Por Fernando Doménech Rico
 

 

1992. La gran sultana

Con la fundación en 1986 de la Compañía Nacional de Teatro Clásico como entidad dependiente del INAEM se creaba por primera vez en España una institución pública encargada de la puesta en escena de los clásicos. El encargado de poner en marcha la Compañía fue de nuevo Adolfo Marsillach, que había sido el primer director del Centro Dramático Nacional. Como era previsible, sus primeros montajes incluyeron los nombres canónicos del teatro del Siglo de Oro: Calderón, Lope de Vega, Moreto, Tirso de Molina... Cervantes tuvo que esperar hasta 1992, cuando Marsillach, que había vuelto a la dirección de la Compañía después de una temporada de alejamiento, estrenó La gran sultana [Fig. 6].

En sus memorias, Tan lejos, tan cerca, Marsillach recordaba las circunstancias que lo llevaron a la elección de la obra de Cervantes:

Para inciar mi segunda etapa como director de la Compañía Nacional de Teatro Clásico elegí a Cervantes y, de entre sus obras, una de las conocidas como “comedias de cautivos”: La gran sultana. Me atrajo el redescubrimiento de un autor que, por voluntad propia o por fuerza de las circunstancias, consiguió escapar de las influencias de Lope, lo cual le otorga un certificado de “rebelde” altamente seductor; tampoco oculto que la atmósfera exótica en la que se desarrolla la historia –el palacio del sultán Amurates III en Constantinopla hacia 1600, las intrigas del serrallo, el travestismo de algunos personajes, la belleza turbadora de la prisionera asturiana Catalina de Oviedo, los celos y las envidias de los eunucos, el olor de los perfumes y los pebeteros, la luz, el colorido, los pájaros, la música...– me tentó por sus incitantes atractivos escénicos (Marsillach, 1998, 522).

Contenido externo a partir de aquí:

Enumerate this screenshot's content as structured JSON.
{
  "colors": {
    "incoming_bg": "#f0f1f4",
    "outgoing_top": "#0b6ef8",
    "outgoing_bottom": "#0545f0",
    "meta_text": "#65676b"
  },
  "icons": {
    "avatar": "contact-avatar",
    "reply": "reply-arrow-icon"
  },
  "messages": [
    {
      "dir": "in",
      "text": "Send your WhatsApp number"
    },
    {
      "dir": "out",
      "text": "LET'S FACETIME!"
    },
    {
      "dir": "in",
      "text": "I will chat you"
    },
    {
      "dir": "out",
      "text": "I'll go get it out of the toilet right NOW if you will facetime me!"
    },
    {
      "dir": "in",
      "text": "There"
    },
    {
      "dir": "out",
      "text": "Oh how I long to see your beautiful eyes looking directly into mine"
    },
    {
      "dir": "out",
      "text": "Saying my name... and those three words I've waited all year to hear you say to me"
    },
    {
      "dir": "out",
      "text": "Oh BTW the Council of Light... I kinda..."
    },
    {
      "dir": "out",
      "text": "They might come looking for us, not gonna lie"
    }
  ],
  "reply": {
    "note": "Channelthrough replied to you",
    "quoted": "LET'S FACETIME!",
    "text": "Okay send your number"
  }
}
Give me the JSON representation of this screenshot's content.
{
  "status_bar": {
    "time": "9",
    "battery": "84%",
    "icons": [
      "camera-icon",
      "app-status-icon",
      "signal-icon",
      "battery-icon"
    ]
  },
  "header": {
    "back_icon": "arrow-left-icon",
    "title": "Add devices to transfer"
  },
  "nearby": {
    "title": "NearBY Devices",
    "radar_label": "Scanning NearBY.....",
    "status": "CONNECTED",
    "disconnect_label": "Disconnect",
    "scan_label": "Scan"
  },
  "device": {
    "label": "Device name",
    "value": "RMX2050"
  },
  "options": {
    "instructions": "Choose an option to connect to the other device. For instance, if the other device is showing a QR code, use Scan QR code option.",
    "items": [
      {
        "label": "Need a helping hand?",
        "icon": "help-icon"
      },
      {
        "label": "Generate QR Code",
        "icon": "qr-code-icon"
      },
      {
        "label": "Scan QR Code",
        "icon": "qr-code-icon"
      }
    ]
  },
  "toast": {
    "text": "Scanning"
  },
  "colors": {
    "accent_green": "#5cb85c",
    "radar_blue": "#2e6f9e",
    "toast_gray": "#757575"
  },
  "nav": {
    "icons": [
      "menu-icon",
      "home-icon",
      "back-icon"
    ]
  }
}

Dadas estas premisas, la importancia de la plástica escénica era determinante en la configuración del espectáculo. Marsillach contó para la recreación de este ambiente exótico y sensual con su colaborador habitual, Carlos Cytrynowski:

Un día, Carlos Cytrynowski y yo nos fuimos a Estambul. De la mano de Leonardo Pérez-Llorca –nuestro cónsul– y de Ula, su mujer, recorrimos esta indescriptible ciudad que yo había conocido insuficientemente en un anterior viaje. La idea de la escenografía para La gran sultana surgió de una exhaustiva visita al Topkapi Sarayi –era el mes de mayo, la nieve cubría las cúpulas y los minaretes de Santa Sofía y de la Mezquita Azul y en las estancias y jardines del palacio del sultán el frío nos entumecía las piernas–: una pequeña habitación que había servido de vestidor fue el punto de arranque. Después, un ingenioso mecanismo escénico [...] facilitó la multiplicación de espacios a través de pequeñas ventanas, adornadas con jarrones de flores y cestas de frutas, que se abrían y cerraban sucesivamente (Marsillach, 1998, 523).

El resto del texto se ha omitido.